Finding another solution…
Before it would get better, it would get worse.
She tried an online school, but felt she didn’t learn anything because she considered the material too easy. By the time she turned 17, she was living part time between two homes many miles apart from the other due to family circumstances and all but convinced she was on track to drop out with little hope of graduating. Her support network was also gone, as she wasn’t able to attend an area high school and wasn’t making new friends. She was homesick being away from her mom and struggling to sleep at night.
“It was hard not to just want to sleep all day because of how I felt,” she said, recalling the difficulty of her circumstances.
As her 18th birthday drew closer and Jasmine all but ‘knew’ she wouldn’t earn her high school diploma, she enrolled at Primavera Online High School. The online format not only appealed to her interests and challenged her, but made it possible for her to enroll while she was living and moving back and forth with different members of her family.
It was at Primavera Online High School that she found someone who was not only worth listening to, but who also seemed to hear her in return. And soon things started to change.
It all began with Mr. Forrett’s English class.
“When I started at Primavera, I didn’t know what to expect. After the first day I told my mom, ‘Mom, I actually like this!’” Jasmine later recalled. “In English in public school, usually we read the most boring, irrelevant things. It’s awful! But I like the classes at Primavera because you read things that aren’t super boring. They’re interesting. I like Primavera because it’s a way for me to get into what I’m learning about.”
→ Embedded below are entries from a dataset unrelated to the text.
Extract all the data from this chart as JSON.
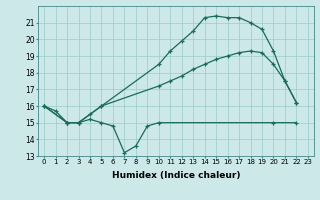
{
  "title": "",
  "xlabel": "Humidex (Indice chaleur)",
  "background_color": "#cce8e8",
  "grid_color": "#99cccc",
  "line_color": "#1a6b5a",
  "ylim": [
    13,
    22
  ],
  "xlim": [
    -0.5,
    23.5
  ],
  "yticks": [
    13,
    14,
    15,
    16,
    17,
    18,
    19,
    20,
    21
  ],
  "xticks": [
    0,
    1,
    2,
    3,
    4,
    5,
    6,
    7,
    8,
    9,
    10,
    11,
    12,
    13,
    14,
    15,
    16,
    17,
    18,
    19,
    20,
    21,
    22,
    23
  ],
  "line1_x": [
    0,
    1,
    2,
    3,
    4,
    5,
    6,
    7,
    8,
    9,
    10,
    20,
    22
  ],
  "line1_y": [
    16.0,
    15.7,
    15.0,
    15.0,
    15.2,
    15.0,
    14.8,
    13.2,
    13.6,
    14.8,
    15.0,
    15.0,
    15.0
  ],
  "line2_x": [
    0,
    2,
    3,
    4,
    5,
    10,
    11,
    12,
    13,
    14,
    15,
    16,
    17,
    18,
    19,
    20,
    21,
    22
  ],
  "line2_y": [
    16.0,
    15.0,
    15.0,
    15.5,
    16.0,
    17.2,
    17.5,
    17.8,
    18.2,
    18.5,
    18.8,
    19.0,
    19.2,
    19.3,
    19.2,
    18.5,
    17.5,
    16.2
  ],
  "line3_x": [
    0,
    2,
    3,
    5,
    10,
    11,
    12,
    13,
    14,
    15,
    16,
    17,
    18,
    19,
    20,
    21,
    22
  ],
  "line3_y": [
    16.0,
    15.0,
    15.0,
    16.0,
    18.5,
    19.3,
    19.9,
    20.5,
    21.3,
    21.4,
    21.3,
    21.3,
    21.0,
    20.6,
    19.3,
    17.5,
    16.2
  ]
}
Mr. Forrett, a veteran teacher who has taught hundreds of students during his decade with Primavera, says the difference, to him, is that he saw Jasmine as a person, not just a student. He was determined to stick with her and keep her engaged through interesting content and constructive feedback. “She was a good student, but one recurring error in a particular assignment caught my eye” Forrett recalled.
In one of her writing assignments, he noticed that she used lowercase “i”’s when referring to herself in the first person. Normally, he would attribute failing to capitalize an “i” when talking about oneself as lazy writing. But in this case, because he had gotten to know her and her circumstances, he realized it represented something deeper with her. It wasn’t just a grammatical error.
“Her “i” was lowercase not because she was lazy, but because she felt that way about herself that day,” Forrett explained. “The lowercase “i” just wouldn’t matter to her that day.”
Instead of simply letting it go and marking it incorrect, Mr. Forrett talked to her about it and helped her understand how small improvements in her writing could make big differences in her grades. With the right encouragement, he found ways to get through to her.
“I believe in you, Jasmine!” He told her. “You have proven yourself through the work you’ve been turning in in my class, and it proves that you are an intelligent young person! You are able to do the work that’s in these classes! You are more than capable!”
Jasmine wasn’t used to hearing that. She had not been told very often that she was a smart student.
But when people started believing in her like that, no wonder she started listening. And that has made all the difference.
Those small efforts in Mr. Forrett’s English class are paying off. Jasmine now has a path to achieving her goal of graduating on time, thanks to a unique learning environment and caring teachers that made it possible for her to hear the voice inside herself telling her she was good enough all along.